Je l'admets sans honte, « La ménagerie de papier », m'a mis les larmes aux yeux. S'il ne fallait retenir qu'une seule histoire de ce vaste recueil, ce serait bien celle-ci.
Pour autant, même si je n'irai pas jusqu'à les évoquer une par une, sachez que les autres nouvelles ne sont pas en reste.
« La peste » et « Le journal intime » traitent parfaitement de l'incommunicabilité entre les êtres et de l'altérité.
« Le livre chez diverses espèces » et « La Forme de la pensée » ajoutent à ces problématiques la complexité que sous-tend l'appréhension d'une intelligence extraterrestre de laquelle peut naître une capacité d'abstraction bien différente des catégorisations et raisonnements binaires hérités de l'entendement humain.

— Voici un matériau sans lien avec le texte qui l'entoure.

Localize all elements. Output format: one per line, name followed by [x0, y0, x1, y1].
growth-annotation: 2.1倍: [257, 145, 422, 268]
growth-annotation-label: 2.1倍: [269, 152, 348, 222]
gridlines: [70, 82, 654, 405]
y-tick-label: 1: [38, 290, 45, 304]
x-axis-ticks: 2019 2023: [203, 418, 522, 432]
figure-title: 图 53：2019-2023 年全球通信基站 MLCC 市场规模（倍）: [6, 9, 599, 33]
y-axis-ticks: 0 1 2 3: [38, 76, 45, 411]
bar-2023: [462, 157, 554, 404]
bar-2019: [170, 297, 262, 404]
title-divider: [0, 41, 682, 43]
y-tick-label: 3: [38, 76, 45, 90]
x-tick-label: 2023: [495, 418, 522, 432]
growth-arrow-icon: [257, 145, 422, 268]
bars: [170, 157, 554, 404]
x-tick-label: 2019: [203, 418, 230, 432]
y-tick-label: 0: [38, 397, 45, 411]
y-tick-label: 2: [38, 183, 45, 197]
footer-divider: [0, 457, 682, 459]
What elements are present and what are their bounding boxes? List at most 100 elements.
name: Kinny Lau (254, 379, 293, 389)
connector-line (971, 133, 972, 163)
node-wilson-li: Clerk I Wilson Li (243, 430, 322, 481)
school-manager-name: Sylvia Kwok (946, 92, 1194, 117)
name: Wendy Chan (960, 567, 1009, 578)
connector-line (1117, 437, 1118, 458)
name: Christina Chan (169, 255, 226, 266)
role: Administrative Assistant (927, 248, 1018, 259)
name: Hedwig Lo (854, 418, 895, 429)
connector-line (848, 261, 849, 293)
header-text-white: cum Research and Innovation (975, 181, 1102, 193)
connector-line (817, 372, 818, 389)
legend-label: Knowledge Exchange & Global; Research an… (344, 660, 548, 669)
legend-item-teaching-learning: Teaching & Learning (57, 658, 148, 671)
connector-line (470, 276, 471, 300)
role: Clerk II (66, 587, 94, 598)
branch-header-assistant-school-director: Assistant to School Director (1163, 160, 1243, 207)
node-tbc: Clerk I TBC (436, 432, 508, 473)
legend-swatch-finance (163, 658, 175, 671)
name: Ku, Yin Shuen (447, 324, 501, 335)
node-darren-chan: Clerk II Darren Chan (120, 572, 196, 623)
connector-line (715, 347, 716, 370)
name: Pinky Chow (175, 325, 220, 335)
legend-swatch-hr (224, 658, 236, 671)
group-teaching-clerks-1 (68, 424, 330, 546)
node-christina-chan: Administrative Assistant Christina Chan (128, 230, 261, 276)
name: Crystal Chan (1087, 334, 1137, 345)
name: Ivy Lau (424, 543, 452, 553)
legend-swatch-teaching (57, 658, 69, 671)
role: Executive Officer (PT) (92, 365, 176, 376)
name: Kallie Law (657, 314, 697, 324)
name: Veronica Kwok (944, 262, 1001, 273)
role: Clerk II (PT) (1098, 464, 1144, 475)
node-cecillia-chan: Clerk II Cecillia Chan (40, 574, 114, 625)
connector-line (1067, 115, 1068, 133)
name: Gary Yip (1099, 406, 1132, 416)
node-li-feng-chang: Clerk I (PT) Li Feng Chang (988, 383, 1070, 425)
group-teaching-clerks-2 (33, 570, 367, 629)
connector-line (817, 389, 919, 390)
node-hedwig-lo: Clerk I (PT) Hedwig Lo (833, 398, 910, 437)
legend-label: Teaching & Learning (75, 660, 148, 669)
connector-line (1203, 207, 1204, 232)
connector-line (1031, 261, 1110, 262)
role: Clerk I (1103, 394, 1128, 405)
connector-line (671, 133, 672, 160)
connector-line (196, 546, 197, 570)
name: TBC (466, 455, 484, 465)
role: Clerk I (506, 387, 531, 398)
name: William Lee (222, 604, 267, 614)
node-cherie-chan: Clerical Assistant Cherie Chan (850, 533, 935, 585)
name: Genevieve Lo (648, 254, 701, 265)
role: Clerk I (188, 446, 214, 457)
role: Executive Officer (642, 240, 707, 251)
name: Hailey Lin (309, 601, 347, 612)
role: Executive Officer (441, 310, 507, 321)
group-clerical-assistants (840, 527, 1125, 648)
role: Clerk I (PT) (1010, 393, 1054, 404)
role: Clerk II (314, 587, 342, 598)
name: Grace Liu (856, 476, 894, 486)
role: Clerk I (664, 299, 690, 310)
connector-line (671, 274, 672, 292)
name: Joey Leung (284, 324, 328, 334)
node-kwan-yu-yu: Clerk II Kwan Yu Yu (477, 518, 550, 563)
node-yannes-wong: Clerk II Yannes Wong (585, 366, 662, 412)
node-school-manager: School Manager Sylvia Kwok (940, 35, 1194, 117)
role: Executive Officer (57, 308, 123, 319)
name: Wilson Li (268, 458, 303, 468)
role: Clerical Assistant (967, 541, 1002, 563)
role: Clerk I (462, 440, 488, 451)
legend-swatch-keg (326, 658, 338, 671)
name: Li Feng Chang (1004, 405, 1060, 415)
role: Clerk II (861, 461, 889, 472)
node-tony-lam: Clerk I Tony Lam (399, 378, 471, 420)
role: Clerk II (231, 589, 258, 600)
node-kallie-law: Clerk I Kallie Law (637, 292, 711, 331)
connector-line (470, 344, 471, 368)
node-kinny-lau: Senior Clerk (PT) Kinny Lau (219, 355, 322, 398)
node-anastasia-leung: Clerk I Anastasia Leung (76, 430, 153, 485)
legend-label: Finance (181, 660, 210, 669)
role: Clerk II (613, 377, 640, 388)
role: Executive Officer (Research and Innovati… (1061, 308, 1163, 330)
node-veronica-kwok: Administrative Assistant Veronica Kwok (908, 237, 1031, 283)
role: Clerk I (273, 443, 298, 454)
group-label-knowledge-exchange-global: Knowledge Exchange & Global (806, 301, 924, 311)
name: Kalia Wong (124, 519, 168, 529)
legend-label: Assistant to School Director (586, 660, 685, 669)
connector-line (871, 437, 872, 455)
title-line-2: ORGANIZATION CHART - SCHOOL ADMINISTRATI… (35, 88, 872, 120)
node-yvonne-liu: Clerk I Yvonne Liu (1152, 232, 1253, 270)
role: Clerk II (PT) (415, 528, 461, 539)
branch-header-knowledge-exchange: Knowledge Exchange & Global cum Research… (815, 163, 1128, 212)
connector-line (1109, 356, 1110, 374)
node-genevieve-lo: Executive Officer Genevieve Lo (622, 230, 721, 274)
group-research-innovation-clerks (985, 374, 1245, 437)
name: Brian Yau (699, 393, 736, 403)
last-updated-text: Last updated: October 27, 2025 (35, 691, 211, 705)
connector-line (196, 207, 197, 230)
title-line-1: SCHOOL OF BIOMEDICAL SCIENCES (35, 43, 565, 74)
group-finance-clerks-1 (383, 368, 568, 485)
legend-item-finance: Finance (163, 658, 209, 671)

Certaines nouvelles partent de postulats maintes fois utilisés, comme « L'Oracle », très proche dans son idée initiale d'un "Minority Report", ou encore « Mono no aware », qui n'est pas sans rappeler "Le Papillon des Étoiles" de Bernard Werber, quoique de bien meilleure facture. Reprendre des concepts aussi usités n'empêche pas l'écrivain d'y laisser sa marque.
L'intérêt des nouvelles de Ken Liu ne réside pas seulement dans l'ensemble des thèmes abordés, mais également dans leur traitement.
Si « Les vagues » n'est pas l'histoire que j'ai préférée, elle ouvre d'intéressantes perspectives quant au devenir humain une fois la mort vaincue et les confins de l'univers repoussés. Elle n'est pas sans rappeler les rêves les plus fous du singularitarisme. Ce mouvement de croyance bien réel repose sur l'hypothèse d'une convergence inexorable entre l'homme et la machine suite à la création d'une super-intelligence.
Une œuvre comme le cycle des "Cantos d'Hypérion" par l'auteur américain Dan Simmons illustre également à la perfection le vertige existentiel engendré par une telle perspective. Dans cette dernière, une confédération d'intelligences artificielles étendue sur toute une galaxie, le TechnoCentre, mène un projet visant à mettre au point l'Intelligence Ultime (IU), soit le « Dieu des Machines ». L'approche de Simmons est néanmoins bien plus sombre et pessimiste que celle de Ken Liu.
Pour en revenir à "La Ménagerie de Papier", il se peut que vous n'aimiez pas toutes les nouvelles, et je suis moi-même réservé sur certaines d'entre elles, mais il est peu probable que l'intégralité du recueil vous laisse indifférent. C'est pourquoi je ne saurais que trop vous encourager à vous laisser tenter.